Before diving into the solution, it is important to have a little understanding on how payment providers work. 

A payment provider must be connected in order to make any payments. Once there is a connection with a provider you will find out that it does not return any useful information by itself. For example, if you would like to know the status of a payment you will need to send a request for this status to the provider. The provider then tells you whether the payment was successful, still pending or canceled.

A basic payment flow, that was successful, looks like this:

  • Start a transaction from your application, then request a payment URL from the provider
  • Redirect the user to that URL
  • Check from your application whether a payment was successful
Payment process

Data model

Let’s have a look at a simplified version of the data model we used. It consists of a few tables that are used for this payment. First, we have the lunch table in which lunches are registered. Each lunch contains a status which is either paid or unpaid. Second, we have a table that records bank transactions. Each transaction is linked to a specific lunch so that it can be tracked back, the bank transaction also contains columns for transaction status and transaction id that comes from the payment provider.

Data model

These two tables contain everything that is needed for making a bank transaction. Yes, you will need to store an API-key as well. In this scenario we assume a static key that does not change. If it does, or if you need multiple, like we needed, you can choose to store those in a configuration table.

Process flow

We want to trigger a payment once a record has been added to the lunch table. To achieve this, we implemented a process flow as follows. Once the user adds a lunch, it gets the payment link and can click this link to go to the payment provider. Once the user returns to the application, it continues the flow and the status will be checked. If successful, the process is completed and the status of the payment and lunch will be updated. If not successful, the user gets a question whether they want to retry the check or just stop.

Process flow

Since it is not (yet) possible to redirect by pressing the execute button in a task we had to find a clever solution. To overcome this, we implemented a HTML field with a button in the task. The HTML field contains a basic template with a little styling to create a real payment button feeling. Once a user clicks the button a new screen will open the payment provider.

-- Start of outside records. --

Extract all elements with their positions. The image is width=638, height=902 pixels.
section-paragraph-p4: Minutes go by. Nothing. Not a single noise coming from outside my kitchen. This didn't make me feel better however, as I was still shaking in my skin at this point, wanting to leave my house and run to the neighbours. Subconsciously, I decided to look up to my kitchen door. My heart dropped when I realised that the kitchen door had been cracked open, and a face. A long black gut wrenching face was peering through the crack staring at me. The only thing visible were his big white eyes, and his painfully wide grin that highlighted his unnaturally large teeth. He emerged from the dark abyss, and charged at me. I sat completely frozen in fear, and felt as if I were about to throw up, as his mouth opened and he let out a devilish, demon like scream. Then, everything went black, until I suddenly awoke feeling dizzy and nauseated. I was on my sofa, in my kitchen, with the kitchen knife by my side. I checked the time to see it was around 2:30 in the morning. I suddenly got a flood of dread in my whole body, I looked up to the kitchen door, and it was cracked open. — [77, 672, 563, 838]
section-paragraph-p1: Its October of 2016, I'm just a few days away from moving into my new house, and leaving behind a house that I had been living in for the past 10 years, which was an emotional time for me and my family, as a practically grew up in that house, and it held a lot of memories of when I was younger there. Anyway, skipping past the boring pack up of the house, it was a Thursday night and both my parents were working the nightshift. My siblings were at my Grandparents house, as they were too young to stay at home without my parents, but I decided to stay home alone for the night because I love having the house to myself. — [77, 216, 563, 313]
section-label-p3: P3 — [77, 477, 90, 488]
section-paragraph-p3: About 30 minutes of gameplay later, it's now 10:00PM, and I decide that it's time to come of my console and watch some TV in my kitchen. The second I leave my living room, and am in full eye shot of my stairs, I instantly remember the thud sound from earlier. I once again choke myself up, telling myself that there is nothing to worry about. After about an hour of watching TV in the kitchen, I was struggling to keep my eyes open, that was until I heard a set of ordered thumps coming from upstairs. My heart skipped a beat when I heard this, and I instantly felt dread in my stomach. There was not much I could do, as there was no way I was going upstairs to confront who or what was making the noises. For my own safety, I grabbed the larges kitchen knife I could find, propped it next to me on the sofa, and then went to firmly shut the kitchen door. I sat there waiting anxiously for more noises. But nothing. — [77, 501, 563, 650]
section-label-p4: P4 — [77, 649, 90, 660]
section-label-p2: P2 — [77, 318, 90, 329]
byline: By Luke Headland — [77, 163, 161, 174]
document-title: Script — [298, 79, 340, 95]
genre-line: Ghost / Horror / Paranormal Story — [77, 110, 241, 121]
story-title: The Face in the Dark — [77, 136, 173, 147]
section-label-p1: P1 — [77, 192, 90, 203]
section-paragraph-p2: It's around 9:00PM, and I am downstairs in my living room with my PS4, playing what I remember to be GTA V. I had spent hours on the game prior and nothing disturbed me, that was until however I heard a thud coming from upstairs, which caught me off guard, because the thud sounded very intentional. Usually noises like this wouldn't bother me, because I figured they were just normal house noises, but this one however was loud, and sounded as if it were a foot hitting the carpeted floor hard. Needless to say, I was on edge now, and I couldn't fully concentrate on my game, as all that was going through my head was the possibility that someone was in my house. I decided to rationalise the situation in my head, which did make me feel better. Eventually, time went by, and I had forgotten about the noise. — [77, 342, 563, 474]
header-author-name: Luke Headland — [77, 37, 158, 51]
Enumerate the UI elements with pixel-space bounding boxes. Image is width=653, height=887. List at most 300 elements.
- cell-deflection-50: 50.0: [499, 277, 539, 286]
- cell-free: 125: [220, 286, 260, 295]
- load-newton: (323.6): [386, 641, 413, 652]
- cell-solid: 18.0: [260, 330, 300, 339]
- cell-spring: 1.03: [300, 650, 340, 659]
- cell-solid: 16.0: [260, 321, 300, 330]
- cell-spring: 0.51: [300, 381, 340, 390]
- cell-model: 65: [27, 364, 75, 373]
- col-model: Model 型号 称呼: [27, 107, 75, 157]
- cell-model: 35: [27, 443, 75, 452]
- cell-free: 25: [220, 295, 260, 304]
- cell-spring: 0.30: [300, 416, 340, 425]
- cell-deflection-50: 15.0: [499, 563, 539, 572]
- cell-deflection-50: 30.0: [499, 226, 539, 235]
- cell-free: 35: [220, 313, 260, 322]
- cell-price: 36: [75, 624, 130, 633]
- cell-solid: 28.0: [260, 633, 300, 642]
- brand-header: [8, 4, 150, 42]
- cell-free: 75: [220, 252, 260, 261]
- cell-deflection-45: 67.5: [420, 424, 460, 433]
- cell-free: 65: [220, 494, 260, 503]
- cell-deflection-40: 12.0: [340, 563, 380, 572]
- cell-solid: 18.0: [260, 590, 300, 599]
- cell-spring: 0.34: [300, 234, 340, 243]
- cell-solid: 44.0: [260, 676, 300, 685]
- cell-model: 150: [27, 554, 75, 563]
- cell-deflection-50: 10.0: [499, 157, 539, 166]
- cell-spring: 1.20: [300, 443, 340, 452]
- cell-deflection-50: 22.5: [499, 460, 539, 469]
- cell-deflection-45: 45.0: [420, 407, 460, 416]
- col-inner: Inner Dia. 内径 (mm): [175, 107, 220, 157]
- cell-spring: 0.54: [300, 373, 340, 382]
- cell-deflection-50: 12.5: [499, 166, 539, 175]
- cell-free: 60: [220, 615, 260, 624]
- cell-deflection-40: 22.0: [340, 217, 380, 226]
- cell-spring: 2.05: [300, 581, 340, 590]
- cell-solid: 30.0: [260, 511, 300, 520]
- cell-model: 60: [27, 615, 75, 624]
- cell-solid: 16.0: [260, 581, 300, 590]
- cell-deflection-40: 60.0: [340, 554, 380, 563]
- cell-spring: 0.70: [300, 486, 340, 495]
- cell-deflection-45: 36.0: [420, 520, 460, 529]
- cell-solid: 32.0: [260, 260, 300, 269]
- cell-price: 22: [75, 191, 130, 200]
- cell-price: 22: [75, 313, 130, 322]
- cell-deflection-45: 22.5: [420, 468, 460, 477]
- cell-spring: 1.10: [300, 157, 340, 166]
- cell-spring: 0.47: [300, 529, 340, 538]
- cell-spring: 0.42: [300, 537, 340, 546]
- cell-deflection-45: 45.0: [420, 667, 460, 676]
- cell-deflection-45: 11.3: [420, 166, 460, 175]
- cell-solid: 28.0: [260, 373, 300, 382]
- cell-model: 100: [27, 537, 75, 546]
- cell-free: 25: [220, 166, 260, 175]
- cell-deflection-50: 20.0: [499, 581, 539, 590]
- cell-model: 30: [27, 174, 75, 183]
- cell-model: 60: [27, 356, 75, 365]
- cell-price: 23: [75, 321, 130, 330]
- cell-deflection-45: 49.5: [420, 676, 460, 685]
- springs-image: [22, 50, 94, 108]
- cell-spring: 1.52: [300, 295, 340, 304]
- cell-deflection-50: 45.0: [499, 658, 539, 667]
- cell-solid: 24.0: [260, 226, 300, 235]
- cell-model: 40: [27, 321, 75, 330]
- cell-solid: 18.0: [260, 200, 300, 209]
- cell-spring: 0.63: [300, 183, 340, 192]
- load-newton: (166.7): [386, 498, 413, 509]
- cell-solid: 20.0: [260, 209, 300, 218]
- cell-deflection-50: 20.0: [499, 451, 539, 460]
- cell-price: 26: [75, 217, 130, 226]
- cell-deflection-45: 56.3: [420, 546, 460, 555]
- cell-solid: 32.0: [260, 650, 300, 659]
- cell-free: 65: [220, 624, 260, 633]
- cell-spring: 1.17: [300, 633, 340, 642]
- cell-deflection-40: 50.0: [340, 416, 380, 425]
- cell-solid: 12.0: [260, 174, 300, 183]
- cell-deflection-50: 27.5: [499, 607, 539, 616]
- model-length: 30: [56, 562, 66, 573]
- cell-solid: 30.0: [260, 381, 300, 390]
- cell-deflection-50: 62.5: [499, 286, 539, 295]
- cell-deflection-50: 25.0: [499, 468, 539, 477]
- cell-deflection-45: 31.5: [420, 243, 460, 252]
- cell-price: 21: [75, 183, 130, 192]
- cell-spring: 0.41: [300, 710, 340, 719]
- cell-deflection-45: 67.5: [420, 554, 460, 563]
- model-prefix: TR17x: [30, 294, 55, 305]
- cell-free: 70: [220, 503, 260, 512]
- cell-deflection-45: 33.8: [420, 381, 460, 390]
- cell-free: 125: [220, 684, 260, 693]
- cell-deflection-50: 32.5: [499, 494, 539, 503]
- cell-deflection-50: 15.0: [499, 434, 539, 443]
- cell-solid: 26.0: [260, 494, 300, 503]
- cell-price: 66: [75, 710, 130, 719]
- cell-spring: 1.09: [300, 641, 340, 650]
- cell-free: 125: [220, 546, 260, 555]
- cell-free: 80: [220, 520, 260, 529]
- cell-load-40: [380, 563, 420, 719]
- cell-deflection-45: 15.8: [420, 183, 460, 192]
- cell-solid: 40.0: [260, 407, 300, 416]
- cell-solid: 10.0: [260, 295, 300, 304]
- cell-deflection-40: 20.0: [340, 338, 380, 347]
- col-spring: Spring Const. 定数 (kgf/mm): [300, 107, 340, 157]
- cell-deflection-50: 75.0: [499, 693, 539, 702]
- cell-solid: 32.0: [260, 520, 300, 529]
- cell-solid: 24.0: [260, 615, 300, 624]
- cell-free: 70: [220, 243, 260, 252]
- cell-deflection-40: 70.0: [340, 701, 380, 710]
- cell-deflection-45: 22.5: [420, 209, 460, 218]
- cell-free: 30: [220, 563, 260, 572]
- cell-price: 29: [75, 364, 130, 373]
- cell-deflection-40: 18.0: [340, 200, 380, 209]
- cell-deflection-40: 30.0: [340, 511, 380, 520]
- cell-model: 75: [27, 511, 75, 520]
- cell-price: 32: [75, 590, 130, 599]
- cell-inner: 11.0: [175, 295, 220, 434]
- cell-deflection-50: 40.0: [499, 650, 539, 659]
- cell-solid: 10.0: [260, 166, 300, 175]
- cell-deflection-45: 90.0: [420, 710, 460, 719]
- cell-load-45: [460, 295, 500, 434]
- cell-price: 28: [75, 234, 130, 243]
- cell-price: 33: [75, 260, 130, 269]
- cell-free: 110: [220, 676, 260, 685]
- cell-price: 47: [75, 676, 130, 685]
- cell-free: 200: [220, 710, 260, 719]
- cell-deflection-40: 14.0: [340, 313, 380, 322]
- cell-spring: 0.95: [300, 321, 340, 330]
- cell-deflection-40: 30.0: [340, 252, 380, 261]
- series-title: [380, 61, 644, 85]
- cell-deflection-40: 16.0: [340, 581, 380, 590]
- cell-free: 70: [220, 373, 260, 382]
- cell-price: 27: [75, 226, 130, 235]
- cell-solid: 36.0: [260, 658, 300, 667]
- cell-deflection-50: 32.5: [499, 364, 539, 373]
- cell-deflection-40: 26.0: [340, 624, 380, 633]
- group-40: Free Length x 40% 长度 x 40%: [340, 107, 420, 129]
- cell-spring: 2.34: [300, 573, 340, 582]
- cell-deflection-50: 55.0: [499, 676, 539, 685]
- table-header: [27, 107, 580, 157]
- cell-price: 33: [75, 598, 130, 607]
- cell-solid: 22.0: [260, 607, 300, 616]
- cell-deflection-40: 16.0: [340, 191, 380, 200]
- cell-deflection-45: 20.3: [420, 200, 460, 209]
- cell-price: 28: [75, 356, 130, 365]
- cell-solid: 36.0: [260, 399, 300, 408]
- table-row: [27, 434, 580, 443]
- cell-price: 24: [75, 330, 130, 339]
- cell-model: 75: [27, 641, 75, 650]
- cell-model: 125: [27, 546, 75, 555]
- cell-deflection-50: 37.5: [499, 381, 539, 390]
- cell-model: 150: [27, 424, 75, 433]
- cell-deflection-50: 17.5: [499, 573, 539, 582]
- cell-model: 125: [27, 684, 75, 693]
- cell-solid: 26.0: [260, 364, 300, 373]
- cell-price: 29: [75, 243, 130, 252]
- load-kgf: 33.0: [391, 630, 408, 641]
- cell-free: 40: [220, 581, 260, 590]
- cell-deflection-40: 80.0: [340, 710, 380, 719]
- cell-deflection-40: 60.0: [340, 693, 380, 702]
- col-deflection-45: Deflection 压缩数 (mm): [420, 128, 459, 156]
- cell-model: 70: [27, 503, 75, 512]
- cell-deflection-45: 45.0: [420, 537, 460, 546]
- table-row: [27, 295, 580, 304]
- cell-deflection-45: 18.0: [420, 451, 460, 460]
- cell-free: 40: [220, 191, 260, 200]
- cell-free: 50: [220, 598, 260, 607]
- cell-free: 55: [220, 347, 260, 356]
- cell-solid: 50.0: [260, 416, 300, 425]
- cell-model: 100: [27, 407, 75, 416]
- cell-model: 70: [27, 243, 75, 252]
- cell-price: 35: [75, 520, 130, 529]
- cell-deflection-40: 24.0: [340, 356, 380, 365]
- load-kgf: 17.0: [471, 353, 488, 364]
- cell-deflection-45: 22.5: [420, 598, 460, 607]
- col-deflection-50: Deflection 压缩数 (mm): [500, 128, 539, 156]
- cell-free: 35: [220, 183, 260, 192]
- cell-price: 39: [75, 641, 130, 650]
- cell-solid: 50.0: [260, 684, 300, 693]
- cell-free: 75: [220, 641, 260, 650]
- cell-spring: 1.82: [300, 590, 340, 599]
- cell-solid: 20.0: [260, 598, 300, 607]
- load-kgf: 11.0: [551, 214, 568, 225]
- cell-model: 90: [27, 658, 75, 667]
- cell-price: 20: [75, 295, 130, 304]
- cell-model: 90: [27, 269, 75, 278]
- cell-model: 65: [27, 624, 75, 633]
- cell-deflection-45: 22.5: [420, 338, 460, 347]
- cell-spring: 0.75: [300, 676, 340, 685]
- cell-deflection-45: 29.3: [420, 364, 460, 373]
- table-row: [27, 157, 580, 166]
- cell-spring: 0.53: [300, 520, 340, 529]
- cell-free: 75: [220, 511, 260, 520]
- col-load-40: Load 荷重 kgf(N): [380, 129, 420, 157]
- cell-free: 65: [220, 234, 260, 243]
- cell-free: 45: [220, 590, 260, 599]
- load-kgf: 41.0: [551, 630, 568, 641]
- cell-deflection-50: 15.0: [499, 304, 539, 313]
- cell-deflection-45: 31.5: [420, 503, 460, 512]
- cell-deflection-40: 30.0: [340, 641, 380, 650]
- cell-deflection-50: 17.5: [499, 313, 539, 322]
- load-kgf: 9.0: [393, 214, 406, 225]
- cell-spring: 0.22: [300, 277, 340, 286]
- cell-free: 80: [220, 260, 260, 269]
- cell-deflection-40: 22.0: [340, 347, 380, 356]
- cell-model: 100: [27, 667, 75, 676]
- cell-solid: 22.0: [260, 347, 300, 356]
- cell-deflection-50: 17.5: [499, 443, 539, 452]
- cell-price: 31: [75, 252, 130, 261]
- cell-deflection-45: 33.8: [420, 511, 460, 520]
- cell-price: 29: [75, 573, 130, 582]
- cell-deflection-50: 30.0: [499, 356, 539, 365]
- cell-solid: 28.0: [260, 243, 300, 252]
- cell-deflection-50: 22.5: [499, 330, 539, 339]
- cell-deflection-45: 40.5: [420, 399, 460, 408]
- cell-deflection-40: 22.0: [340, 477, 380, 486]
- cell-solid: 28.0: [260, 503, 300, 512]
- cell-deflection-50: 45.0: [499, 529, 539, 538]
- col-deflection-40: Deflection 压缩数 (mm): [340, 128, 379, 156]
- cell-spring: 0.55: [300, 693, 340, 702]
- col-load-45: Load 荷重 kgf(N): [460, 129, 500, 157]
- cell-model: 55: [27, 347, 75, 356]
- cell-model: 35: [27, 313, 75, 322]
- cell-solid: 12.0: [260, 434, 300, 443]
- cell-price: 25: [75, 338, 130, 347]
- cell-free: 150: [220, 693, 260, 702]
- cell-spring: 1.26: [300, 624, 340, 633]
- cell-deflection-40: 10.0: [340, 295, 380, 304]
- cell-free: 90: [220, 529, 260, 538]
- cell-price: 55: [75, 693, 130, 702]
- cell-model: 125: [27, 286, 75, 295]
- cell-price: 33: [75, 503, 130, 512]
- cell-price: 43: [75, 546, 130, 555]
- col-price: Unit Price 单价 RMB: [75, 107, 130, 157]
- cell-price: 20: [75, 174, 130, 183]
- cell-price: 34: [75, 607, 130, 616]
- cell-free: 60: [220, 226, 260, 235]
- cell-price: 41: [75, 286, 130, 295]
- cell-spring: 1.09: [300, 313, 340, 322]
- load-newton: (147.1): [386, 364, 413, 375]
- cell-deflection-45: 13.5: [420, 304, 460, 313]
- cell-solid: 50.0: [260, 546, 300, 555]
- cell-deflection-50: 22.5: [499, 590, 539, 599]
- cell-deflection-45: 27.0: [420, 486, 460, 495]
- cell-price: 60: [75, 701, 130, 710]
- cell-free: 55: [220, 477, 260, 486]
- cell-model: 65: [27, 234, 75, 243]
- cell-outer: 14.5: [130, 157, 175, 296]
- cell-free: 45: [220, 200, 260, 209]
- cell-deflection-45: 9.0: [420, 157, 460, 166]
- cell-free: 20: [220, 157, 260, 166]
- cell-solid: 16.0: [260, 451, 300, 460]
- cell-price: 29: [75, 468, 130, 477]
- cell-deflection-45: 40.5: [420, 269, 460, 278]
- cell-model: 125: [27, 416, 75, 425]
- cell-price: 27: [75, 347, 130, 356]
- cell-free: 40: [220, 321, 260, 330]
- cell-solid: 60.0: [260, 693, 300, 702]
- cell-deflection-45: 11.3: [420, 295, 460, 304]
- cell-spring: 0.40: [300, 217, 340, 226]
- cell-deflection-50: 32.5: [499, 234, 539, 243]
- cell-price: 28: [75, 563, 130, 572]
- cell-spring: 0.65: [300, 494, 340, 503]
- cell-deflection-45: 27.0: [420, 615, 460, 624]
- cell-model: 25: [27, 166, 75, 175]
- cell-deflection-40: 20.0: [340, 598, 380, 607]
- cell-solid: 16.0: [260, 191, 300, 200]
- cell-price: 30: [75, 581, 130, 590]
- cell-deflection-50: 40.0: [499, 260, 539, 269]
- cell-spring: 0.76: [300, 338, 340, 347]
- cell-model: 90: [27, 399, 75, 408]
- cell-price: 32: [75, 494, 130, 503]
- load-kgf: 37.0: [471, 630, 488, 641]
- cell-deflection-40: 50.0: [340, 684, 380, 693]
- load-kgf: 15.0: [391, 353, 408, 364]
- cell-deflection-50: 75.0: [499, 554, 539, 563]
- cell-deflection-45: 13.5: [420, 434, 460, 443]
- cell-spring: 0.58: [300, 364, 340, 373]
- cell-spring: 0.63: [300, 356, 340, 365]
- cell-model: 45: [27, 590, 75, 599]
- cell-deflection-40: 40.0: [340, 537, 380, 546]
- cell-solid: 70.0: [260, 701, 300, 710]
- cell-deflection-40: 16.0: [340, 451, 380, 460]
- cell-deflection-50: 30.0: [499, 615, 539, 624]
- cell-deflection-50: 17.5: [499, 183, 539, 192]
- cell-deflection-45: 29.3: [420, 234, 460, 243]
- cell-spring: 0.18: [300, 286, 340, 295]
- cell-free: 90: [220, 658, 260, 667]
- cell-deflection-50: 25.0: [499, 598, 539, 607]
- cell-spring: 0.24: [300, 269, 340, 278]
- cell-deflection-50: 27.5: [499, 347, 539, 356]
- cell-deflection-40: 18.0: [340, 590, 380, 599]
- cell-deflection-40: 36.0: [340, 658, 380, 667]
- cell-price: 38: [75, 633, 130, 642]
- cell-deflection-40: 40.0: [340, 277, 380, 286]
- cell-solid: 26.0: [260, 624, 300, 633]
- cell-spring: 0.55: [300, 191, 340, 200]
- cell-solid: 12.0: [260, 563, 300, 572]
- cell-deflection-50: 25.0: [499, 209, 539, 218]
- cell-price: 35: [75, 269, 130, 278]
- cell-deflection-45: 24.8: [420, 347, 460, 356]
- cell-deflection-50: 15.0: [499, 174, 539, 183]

The continue or stop was introduced because there is no way of checking this in the background while the redirect task is open. We also found out that once users return to the application, the task sometimes magically disappears. Next section will cover this.

Securing the payment and status

When the application was tested, we found two main things going on:

  1. The user sometimes clicked the execute button instead of the payment button.
  2. Not everyone returned to the application or got to the correct screen, so the status was not updated.

The first was solved by adding a payment button to the lunch records that were not paid. This seems to work just fine for our colleagues.

The second was a bit trickier. In order to overcome the lunches from being paid more than once we introduced a second process. This time we used a system flow to check whether there were open payments. Next we requested the actual status of these. Once a payment turned out to be successful or canceled, the status was updated accordingly. This flow runs every x period. If there are no unpaid lunches, nothing more than one select-statement occurs.

By adding these two extra steps the application works as intended and our colleagues can join a nice lunch again.

End note

We also implemented other features of the API such as seeing your account balance, register new accounts and update the API-key. They have not been included in this blog to keep it readable.

Hey Kasper, cool solution! What payment provider did you use?


We used Bunq, because they have this function available for all accounts, not just business accounts.

 

However, in the past I've worked with Mollie and they work almost on the same way, just a little difference is that they want to do a callback to the application via a POST request. This also applies to Adyen and Buckaroo.